My father disowned me for writing one of the stories in this collection. What will your reaction be?

Oct 23, 2006

Sidney Thompson short story: The Man Who Never Dies

"The Man Who Never Dies" is the kickoff short story in Sidney Thompson's collection, "Sideshow", and it's also the apparent source of the book's title.  Life is definitely a parade of carnival characters in Sidney Thompson's world, and in this warm but comic story the hero has to deal with one particularly tough character: a show-off father whose oppressive personality and over-enthusiasm for sports soured this narrator from a young age.  But he's now a relatively happy and centered FedEx worker, husband and father, and when he takes his family to a town carnival and visits the eponymous tent of freaks, a haphazard array of life metaphors fill his senses: an eternally old man (the "man who never dies") who remembers the narrator's father, an alligator woman whose uniqueness is rooted in skin disease, an enticing "world's smallest horse" that simply isn't there at all, disappointing the narrator's sweet daughter.  It's a very satisfying story, especially at the end when the quietly-suffering narrator finally takes his anger out on an unwitting ball game operator in a very human way.  Great start for an excellent collection of stories ...

The Floater

"Larry Havard had spent almost every free weekend of his life hunting in the South Mississippi woods of his home county, but for almost a month now, at age thirty-three, he hadn't had the heart to kill one thing.  Not after his house caught fire and he lost the best bird dogs he'd ever owned or heard of, two full-blooded retrievers, to smoke inhalation."

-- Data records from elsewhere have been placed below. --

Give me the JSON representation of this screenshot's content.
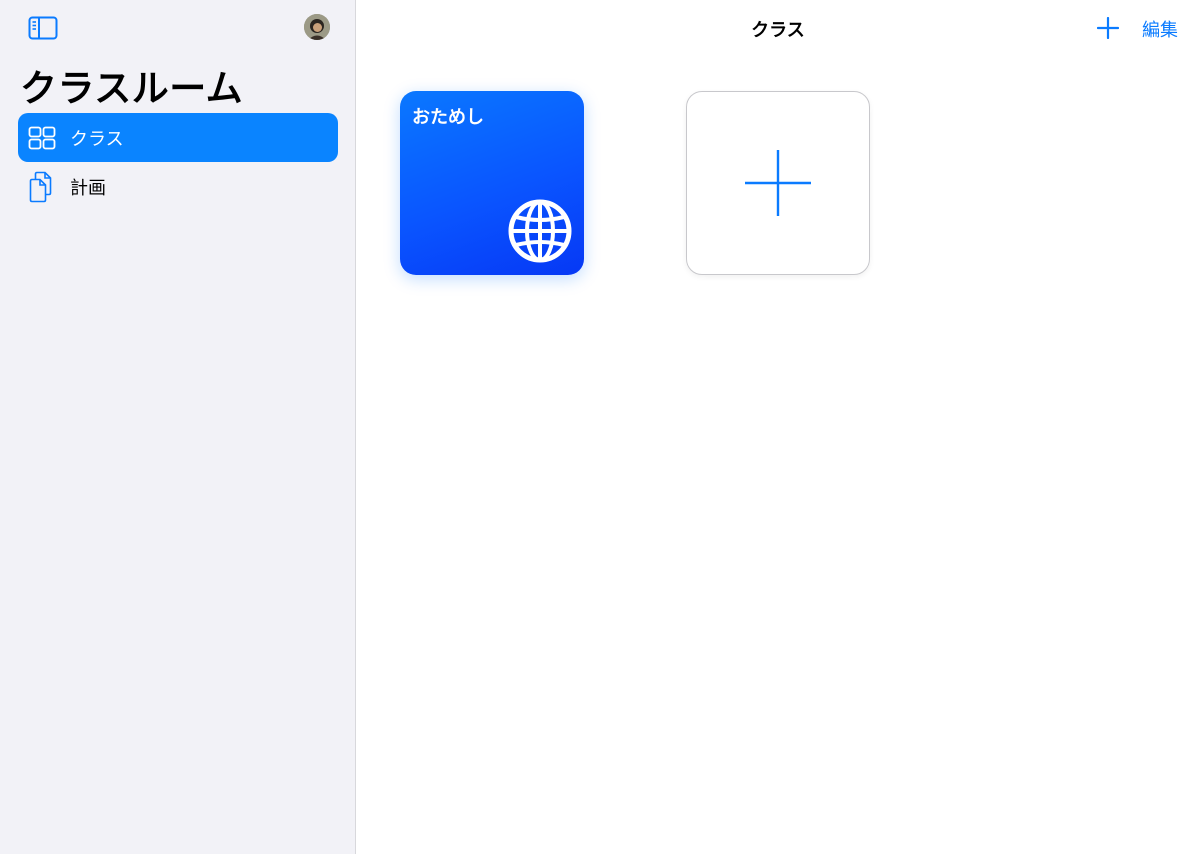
{
  "sidebar": {
    "title": "クラスルーム",
    "items": [
      {
        "label": "クラス",
        "icon": "grid-icon",
        "selected": true
      },
      {
        "label": "計画",
        "icon": "documents-icon",
        "selected": false
      }
    ]
  },
  "main": {
    "title": "クラス",
    "edit_label": "編集",
    "classes": [
      {
        "name": "おためし",
        "icon": "globe-icon"
      }
    ]
  },
  "colors": {
    "accent": "#0a84ff",
    "sidebar_bg": "#f2f2f7"
  }
}
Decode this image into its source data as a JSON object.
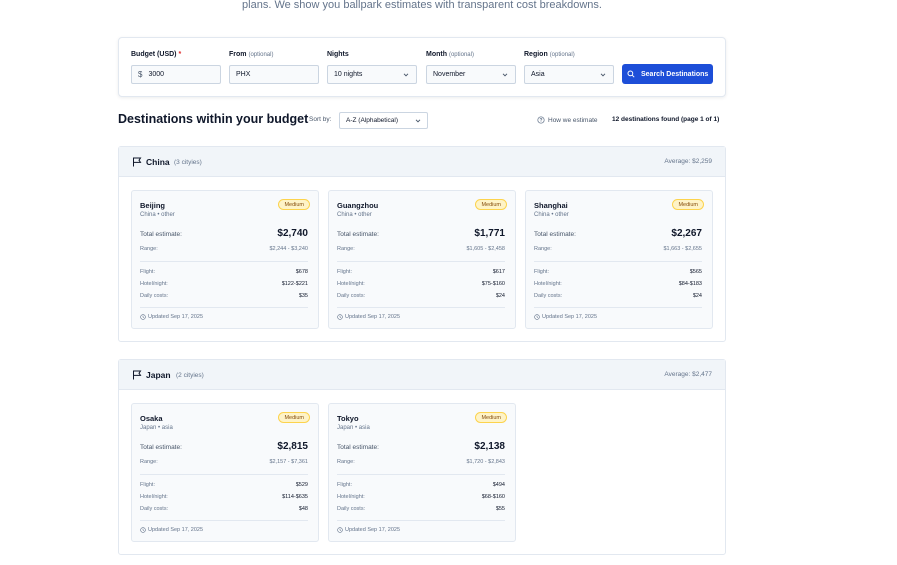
{
  "page": {
    "subtitle": "plans. We show you ballpark estimates with transparent cost breakdowns."
  },
  "search": {
    "budget": {
      "label": "Budget (USD)",
      "required_mark": "*",
      "currency": "$",
      "value": "3000"
    },
    "from": {
      "label": "From",
      "optional": "(optional)",
      "value": "PHX"
    },
    "nights": {
      "label": "Nights",
      "value": "10 nights"
    },
    "month": {
      "label": "Month",
      "optional": "(optional)",
      "value": "November"
    },
    "region": {
      "label": "Region",
      "optional": "(optional)",
      "value": "Asia"
    },
    "button_label": "Search Destinations",
    "button_icon": "search-icon",
    "accent_color": "#1d4ed8"
  },
  "results": {
    "title": "Destinations within your budget",
    "sort_label": "Sort by:",
    "sort_value": "A-Z (Alphabetical)",
    "how_link": "How we estimate",
    "count_text": "12 destinations found (page 1 of 1)"
  },
  "groups": [
    {
      "name": "China",
      "count": "(3 cityies)",
      "average": "Average: $2,259",
      "cards": [
        {
          "city": "Beijing",
          "region": "China • other",
          "badge": "Medium",
          "total_label": "Total estimate:",
          "total": "$2,740",
          "range_label": "Range:",
          "range": "$2,244 - $3,240",
          "flight_label": "Flight:",
          "flight": "$678",
          "hotel_label": "Hotel/night:",
          "hotel": "$122-$221",
          "daily_label": "Daily costs:",
          "daily": "$35",
          "updated": "Updated Sep 17, 2025"
        },
        {
          "city": "Guangzhou",
          "region": "China • other",
          "badge": "Medium",
          "total_label": "Total estimate:",
          "total": "$1,771",
          "range_label": "Range:",
          "range": "$1,605 - $2,458",
          "flight_label": "Flight:",
          "flight": "$617",
          "hotel_label": "Hotel/night:",
          "hotel": "$75-$160",
          "daily_label": "Daily costs:",
          "daily": "$24",
          "updated": "Updated Sep 17, 2025"
        },
        {
          "city": "Shanghai",
          "region": "China • other",
          "badge": "Medium",
          "total_label": "Total estimate:",
          "total": "$2,267",
          "range_label": "Range:",
          "range": "$1,663 - $2,655",
          "flight_label": "Flight:",
          "flight": "$565",
          "hotel_label": "Hotel/night:",
          "hotel": "$84-$183",
          "daily_label": "Daily costs:",
          "daily": "$24",
          "updated": "Updated Sep 17, 2025"
        }
      ]
    },
    {
      "name": "Japan",
      "count": "(2 cityies)",
      "average": "Average: $2,477",
      "cards": [
        {
          "city": "Osaka",
          "region": "Japan • asia",
          "badge": "Medium",
          "total_label": "Total estimate:",
          "total": "$2,815",
          "range_label": "Range:",
          "range": "$2,157 - $7,361",
          "flight_label": "Flight:",
          "flight": "$529",
          "hotel_label": "Hotel/night:",
          "hotel": "$114-$635",
          "daily_label": "Daily costs:",
          "daily": "$48",
          "updated": "Updated Sep 17, 2025"
        },
        {
          "city": "Tokyo",
          "region": "Japan • asia",
          "badge": "Medium",
          "total_label": "Total estimate:",
          "total": "$2,138",
          "range_label": "Range:",
          "range": "$1,720 - $2,843",
          "flight_label": "Flight:",
          "flight": "$494",
          "hotel_label": "Hotel/night:",
          "hotel": "$68-$160",
          "daily_label": "Daily costs:",
          "daily": "$55",
          "updated": "Updated Sep 17, 2025"
        }
      ]
    }
  ]
}
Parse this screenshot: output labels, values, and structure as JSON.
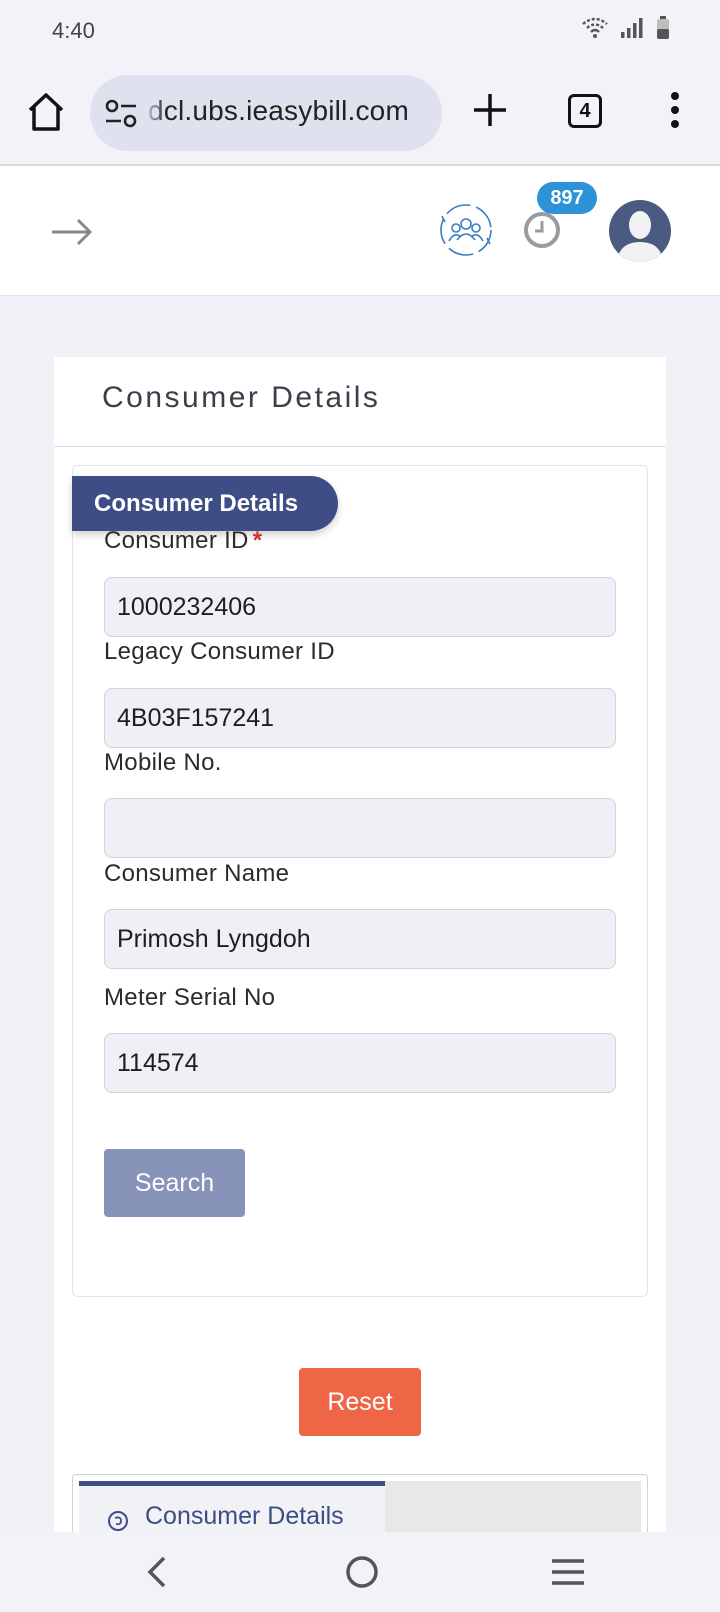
{
  "status_bar": {
    "time": "4:40",
    "icons": [
      "wifi-icon",
      "signal-icon",
      "battery-icon"
    ]
  },
  "browser": {
    "url": "dcl.ubs.ieasybill.com",
    "tab_count": "4",
    "icons": [
      "home-icon",
      "site-settings-icon",
      "new-tab-icon",
      "tabs-icon",
      "more-menu-icon"
    ]
  },
  "header": {
    "notification_count": "897",
    "icons": [
      "arrow-right-icon",
      "team-sync-icon",
      "clock-icon",
      "avatar"
    ]
  },
  "page": {
    "title": "Consumer Details",
    "section_label": "Consumer Details",
    "fields": [
      {
        "label": "Consumer ID",
        "required_mark": "*",
        "value": "1000232406"
      },
      {
        "label": "Legacy Consumer ID",
        "value": "4B03F157241"
      },
      {
        "label": "Mobile No.",
        "value": ""
      },
      {
        "label": "Consumer Name",
        "value": "Primosh Lyngdoh"
      },
      {
        "label": "Meter Serial No",
        "value": "114574"
      }
    ],
    "search_label": "Search",
    "reset_label": "Reset",
    "tab_label": "Consumer Details"
  },
  "colors": {
    "primary": "#3f4d86",
    "search_button": "#8793b8",
    "reset_button": "#ef6647",
    "badge": "#2e92d8",
    "required": "#d32f2f"
  },
  "nav_bar": {
    "icons": [
      "back-icon",
      "home-circle-icon",
      "recents-icon"
    ]
  }
}
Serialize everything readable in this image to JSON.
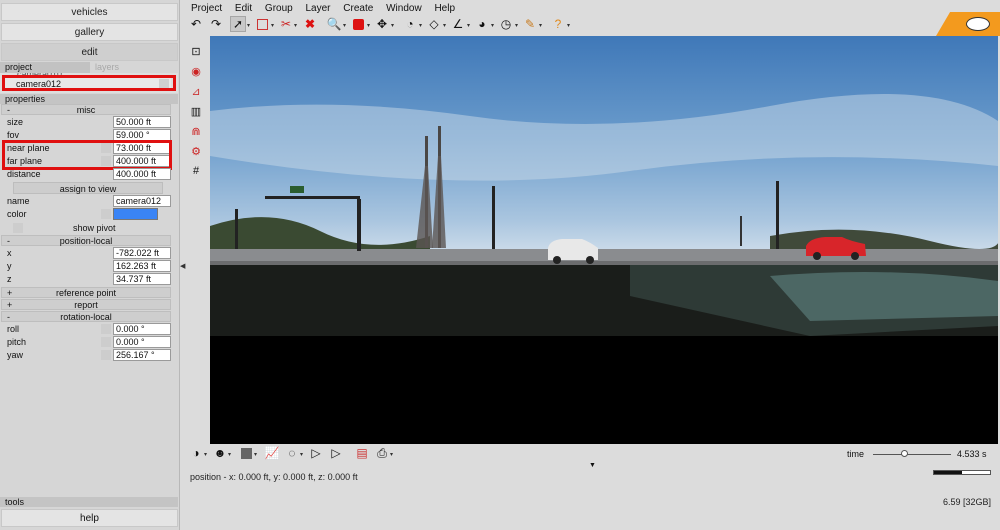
{
  "left_panel": {
    "top_buttons": [
      "vehicles",
      "gallery",
      "edit"
    ],
    "tabs": {
      "project": "project",
      "layers": "layers"
    },
    "list": {
      "ghost_item": "camera010",
      "selected_item": "camera012"
    },
    "properties_header": "properties",
    "misc": {
      "sign": "-",
      "label": "misc",
      "rows": [
        {
          "label": "size",
          "value": "50.000 ft"
        },
        {
          "label": "fov",
          "value": "59.000 °"
        },
        {
          "label": "near plane",
          "value": "73.000 ft"
        },
        {
          "label": "far plane",
          "value": "400.000 ft"
        },
        {
          "label": "distance",
          "value": "400.000 ft"
        }
      ],
      "assign_button": "assign to view",
      "name_label": "name",
      "name_value": "camera012",
      "color_label": "color",
      "color_value": "#3a84f5",
      "show_pivot": "show pivot"
    },
    "position_local": {
      "sign": "-",
      "label": "position-local",
      "rows": [
        {
          "label": "x",
          "value": "-782.022 ft"
        },
        {
          "label": "y",
          "value": "162.263 ft"
        },
        {
          "label": "z",
          "value": "34.737 ft"
        }
      ]
    },
    "reference_point": {
      "sign": "+",
      "label": "reference point"
    },
    "report": {
      "sign": "+",
      "label": "report"
    },
    "rotation_local": {
      "sign": "-",
      "label": "rotation-local",
      "rows": [
        {
          "label": "roll",
          "value": "0.000 °"
        },
        {
          "label": "pitch",
          "value": "0.000 °"
        },
        {
          "label": "yaw",
          "value": "256.167 °"
        }
      ]
    },
    "tools_header": "tools",
    "help_button": "help"
  },
  "menu": [
    "Project",
    "Edit",
    "Group",
    "Layer",
    "Create",
    "Window",
    "Help"
  ],
  "toolbar_icons": [
    "undo-icon",
    "redo-icon",
    "select-arrow-icon",
    "rectangle-select-icon",
    "scissors-icon",
    "delete-icon",
    "zoom-icon",
    "red-box-icon",
    "move-icon",
    "measure-icon",
    "plane-icon",
    "angle-icon",
    "gauge-icon",
    "timer-icon",
    "pencil-icon",
    "help-icon"
  ],
  "timeline": {
    "label": "time",
    "value": "4.533 s",
    "position": 0.4
  },
  "status": {
    "position_text": "position - x: 0.000 ft, y: 0.000 ft, z: 0.000 ft",
    "memory": "6.59 [32GB]"
  },
  "progress": 0.5,
  "colors": {
    "accent_orange": "#f39a1e",
    "highlight_red": "#e01010",
    "car_red": "#d8252a"
  }
}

So begins The Floater, one of the stories from Sidney Thompson's story collection.  With these two sentences, Thompson pretty much completely sets his readers up for what will follow over the next 17 pages or so.  Reading that first paragraph we know who we're going to be reading about, Larry Havard, and we know what his biggest problem is, his sudden inability to kill, and what caused this problem, the horrible death of his two dogs.

As we get later into the story we find out more, of course.  We find out just how important King-Size and Copperhead, the two deceased dogs, were to Larry.  We find out that his ex-wife has left him, while those dogs remained faithful.  Meanwhile, Thompson puts the plot into motion.  Larry, hoping to get by this sudden inability to kill (and it's just killing he's suddenly troubled with ("He could still clean meat and knife it up, but just couldn't bring himself to kill it."), goes looking for a replacement dog or two.  Not being flush, Larry goes looking at the pound where he finds "...was what the dog catcher had promised.  Nippers, lungers, and broken dogs withmange or missing parts."

The only dog that really grabs his attention is a quivering poodle.  He is warned that the dog has heartworm and was only brought in to be put down.  After trying to leave, Larry goes back in and takes the dog.  Hoping for a win/win situation, Larry plans on giving the dog a good final day, and maybe just find it within himself to kill again.  It is this decision that leads him down a path of more decisions and actions.

The title of the story refers to Larry's abilities in the area of hanging sheetrock, a floater is one who can make everything in that process seamless, eliminating problems from the house not being perfectly square, getting everything set so that when painted the appearance is a smooth one, no nails showing, etc.  It's a nice bit of irony on Thompson's part considering nearly every other aspect of Larry's life.

The Floater, brutal as it seems at times, comes across as something that could have come from the sad background of a real person.  Thompson gives Larry just enough of everything, hope, despair, sadness, and pain to make his effort and plight through the story more than just a little bit interesting.